Nicholas Lauersdorf is a PhD student in the Department of Applied Physical Sciences within the UNC College of Arts and Sciences. He computationally models active matter — dynamic systems made up of multiple individuals that self-propel — to design better applications that could lead to advances in managing crowds and military drone swarms.
Q: How did you discover your specific field of study?
A: In my undergraduate career, I loved computational research but wanted to see a more tangible impact. I started experimental research in graduate school, designing solar cells. I quickly learned this wasn’t for me. What I truly wanted was to delve into the fundamental physics that explains why a system behaves as we observe it.

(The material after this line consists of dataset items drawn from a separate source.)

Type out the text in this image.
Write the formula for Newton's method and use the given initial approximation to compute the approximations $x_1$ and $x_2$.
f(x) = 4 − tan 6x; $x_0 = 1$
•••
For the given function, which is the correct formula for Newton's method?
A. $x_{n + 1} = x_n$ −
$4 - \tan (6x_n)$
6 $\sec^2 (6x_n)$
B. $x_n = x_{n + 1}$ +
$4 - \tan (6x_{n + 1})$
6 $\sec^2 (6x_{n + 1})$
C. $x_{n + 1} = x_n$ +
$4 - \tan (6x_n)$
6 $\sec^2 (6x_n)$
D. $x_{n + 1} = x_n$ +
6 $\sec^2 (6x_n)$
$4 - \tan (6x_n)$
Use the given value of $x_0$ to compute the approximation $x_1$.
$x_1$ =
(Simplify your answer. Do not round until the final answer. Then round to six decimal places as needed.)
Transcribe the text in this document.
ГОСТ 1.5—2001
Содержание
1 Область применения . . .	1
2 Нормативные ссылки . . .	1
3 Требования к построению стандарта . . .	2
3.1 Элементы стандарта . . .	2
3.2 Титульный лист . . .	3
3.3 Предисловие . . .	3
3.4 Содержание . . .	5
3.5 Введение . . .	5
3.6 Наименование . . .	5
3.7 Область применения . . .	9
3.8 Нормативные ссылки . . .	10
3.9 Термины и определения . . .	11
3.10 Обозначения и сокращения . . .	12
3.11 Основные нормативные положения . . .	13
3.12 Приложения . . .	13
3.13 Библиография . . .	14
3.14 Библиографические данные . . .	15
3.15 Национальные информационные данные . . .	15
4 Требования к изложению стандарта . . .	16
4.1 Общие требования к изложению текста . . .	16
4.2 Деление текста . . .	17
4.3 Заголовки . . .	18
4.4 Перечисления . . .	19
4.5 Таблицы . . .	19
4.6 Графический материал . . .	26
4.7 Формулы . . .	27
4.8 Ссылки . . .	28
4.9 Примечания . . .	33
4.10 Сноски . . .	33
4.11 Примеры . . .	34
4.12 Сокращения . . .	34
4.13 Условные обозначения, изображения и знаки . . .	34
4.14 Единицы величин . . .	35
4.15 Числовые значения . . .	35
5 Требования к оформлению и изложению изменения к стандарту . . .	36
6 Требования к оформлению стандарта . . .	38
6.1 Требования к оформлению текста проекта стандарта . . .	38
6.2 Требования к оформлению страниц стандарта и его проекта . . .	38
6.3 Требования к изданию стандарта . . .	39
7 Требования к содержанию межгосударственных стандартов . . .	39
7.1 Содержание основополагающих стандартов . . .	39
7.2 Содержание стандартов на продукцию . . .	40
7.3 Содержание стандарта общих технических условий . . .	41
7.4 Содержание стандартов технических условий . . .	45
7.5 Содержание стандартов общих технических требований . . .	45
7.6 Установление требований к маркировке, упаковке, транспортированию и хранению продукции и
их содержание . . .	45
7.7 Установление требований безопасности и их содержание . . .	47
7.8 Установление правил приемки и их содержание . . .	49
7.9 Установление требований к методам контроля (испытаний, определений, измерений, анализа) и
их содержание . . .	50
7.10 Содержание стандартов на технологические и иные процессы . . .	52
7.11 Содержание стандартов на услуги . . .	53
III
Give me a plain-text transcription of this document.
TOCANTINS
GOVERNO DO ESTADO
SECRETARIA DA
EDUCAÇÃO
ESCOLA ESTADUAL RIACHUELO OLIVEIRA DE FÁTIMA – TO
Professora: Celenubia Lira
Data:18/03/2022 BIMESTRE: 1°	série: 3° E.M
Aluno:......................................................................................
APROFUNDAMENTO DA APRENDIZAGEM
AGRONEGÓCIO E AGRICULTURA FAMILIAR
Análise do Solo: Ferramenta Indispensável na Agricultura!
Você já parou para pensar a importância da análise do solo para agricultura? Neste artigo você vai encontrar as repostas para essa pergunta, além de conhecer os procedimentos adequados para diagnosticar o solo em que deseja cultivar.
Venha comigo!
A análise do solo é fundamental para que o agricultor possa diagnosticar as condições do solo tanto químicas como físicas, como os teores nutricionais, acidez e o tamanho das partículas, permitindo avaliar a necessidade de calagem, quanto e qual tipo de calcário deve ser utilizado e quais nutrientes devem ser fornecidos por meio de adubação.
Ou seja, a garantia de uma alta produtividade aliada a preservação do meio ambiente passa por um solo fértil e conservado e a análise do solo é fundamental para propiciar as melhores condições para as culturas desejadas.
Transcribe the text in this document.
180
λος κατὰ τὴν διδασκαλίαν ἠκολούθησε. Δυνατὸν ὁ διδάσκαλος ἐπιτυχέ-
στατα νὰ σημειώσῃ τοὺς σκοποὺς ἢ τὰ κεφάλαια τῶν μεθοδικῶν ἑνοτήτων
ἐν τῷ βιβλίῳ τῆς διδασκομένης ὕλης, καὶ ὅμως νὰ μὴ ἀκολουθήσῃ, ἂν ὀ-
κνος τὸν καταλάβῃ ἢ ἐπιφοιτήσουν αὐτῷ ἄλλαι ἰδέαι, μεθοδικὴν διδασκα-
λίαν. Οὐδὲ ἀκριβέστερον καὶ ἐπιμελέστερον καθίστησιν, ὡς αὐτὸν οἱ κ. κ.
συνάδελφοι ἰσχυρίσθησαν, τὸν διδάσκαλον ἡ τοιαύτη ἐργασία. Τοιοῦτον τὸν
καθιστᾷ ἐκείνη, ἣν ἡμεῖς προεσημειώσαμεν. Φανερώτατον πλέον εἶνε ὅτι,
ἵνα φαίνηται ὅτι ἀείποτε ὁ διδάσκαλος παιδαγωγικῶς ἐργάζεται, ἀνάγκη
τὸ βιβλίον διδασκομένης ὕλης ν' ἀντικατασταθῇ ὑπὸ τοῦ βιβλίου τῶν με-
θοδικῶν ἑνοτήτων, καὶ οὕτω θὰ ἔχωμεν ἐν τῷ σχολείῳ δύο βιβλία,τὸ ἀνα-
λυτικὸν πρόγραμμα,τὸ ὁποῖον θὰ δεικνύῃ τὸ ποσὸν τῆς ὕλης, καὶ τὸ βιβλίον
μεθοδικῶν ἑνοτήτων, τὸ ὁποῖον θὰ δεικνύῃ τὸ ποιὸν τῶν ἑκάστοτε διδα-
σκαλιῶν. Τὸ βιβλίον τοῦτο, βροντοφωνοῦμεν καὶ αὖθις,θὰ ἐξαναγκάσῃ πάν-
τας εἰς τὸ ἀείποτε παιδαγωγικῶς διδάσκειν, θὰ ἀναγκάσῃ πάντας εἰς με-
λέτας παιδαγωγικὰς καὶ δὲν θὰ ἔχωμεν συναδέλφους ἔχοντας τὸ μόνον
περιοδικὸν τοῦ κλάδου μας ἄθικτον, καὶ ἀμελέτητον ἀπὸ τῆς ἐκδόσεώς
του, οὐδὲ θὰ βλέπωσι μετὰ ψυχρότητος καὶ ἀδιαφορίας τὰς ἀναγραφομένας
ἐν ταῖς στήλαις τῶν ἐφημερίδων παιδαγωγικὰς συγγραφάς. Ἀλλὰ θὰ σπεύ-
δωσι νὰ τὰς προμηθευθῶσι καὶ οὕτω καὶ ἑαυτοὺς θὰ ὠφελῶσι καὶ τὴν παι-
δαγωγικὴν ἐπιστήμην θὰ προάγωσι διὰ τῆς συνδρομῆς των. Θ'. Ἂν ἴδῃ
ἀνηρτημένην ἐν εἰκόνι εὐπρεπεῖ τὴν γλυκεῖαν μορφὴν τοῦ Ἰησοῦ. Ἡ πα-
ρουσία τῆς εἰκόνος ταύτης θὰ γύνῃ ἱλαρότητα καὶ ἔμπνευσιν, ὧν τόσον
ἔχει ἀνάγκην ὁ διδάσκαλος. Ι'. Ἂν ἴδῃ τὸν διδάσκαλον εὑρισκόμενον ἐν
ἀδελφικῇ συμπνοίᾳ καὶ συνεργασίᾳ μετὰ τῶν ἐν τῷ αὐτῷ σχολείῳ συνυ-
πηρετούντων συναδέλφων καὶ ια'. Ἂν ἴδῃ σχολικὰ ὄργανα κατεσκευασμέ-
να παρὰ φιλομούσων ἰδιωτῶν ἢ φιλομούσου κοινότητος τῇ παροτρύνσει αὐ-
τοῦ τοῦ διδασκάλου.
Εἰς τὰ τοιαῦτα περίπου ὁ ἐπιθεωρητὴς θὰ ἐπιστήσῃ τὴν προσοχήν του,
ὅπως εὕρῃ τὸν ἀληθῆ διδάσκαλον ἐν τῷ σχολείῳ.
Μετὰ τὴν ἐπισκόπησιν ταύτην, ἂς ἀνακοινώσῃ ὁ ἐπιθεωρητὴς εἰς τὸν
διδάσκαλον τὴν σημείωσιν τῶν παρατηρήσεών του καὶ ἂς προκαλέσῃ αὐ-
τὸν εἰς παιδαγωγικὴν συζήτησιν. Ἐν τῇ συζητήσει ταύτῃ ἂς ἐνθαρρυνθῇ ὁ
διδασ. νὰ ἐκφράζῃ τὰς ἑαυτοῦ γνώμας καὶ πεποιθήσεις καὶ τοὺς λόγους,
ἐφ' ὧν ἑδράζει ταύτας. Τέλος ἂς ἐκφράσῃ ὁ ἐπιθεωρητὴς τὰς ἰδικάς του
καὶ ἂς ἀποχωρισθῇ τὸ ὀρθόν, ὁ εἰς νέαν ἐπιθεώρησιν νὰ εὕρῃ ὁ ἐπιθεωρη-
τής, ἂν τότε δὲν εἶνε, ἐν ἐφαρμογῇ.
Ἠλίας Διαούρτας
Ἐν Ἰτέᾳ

I returned to computational physics through active matter, which are systems of many self-propelled individuals whose activity gives rise to collective behavior — walking humans form crowds, swimming fish form schools, and self-propelling particles form a dense cluster. At the time, I just wanted to go back to computational work and the field itself was secondary to me, but active matter ended up being a perfect match. Since the field is very new, the fundamental behaviors of these systems are still being discovered and understood. I fell in love with being in a fast-paced environment that both regularly adapts to new information and requires the development of novel computational tools to overcome challenges.
Q: Academics are problem-solvers. Describe a research challenge you’ve faced and how you overcame it.
A: One challenge is finding what underlying variables are responsible for the rich, emergent behavior in these systems. I study active matter mixtures where multiple species of varying speed (pictured: slow particles in blue and fast particles in red), size, shape, and interaction mechanisms are mixed together. Mixing species greatly complicates our system, requiring significant time and computational power to unwind the web of variables. I am constantly learning and applying new techniques to do this more efficiently, such as with machine learning.
In active mixtures, we observe segregation where similar species prefer to be with each other. Finding how all our variables connect is incredibly challenging without the proper tools. By developing a machine learning model, I was able to break down the many complexities of my system to reveal what gives rise to segregation.
Q: Describe your research in five words.
A: Diverse systems with rich behaviors.
Q: Who or what inspires you? Why?
A: As the geek I am, I was originally inspired to go into physics by Sheldon from “The Big Bang Theory,” transitioning from pre-med to physics as a sophomore in college. Not the brightest decision when I look at doctors’ salaries, but at least I eventually found my passion through my undergraduate research, so everything worked out well.
Q: If you could pursue any other career, what would it be and why?
A: Since the beginning of high school, I have been passionate about buying, selling, and investing in collectibles like comic books and trading cards. I love the challenge of applying my analytical skills to a different realm: business. After graduate school, I’d love to transition more into the business side of science and technology as a data scientist — but I’d also love to find a way to work at a collectibles auction house.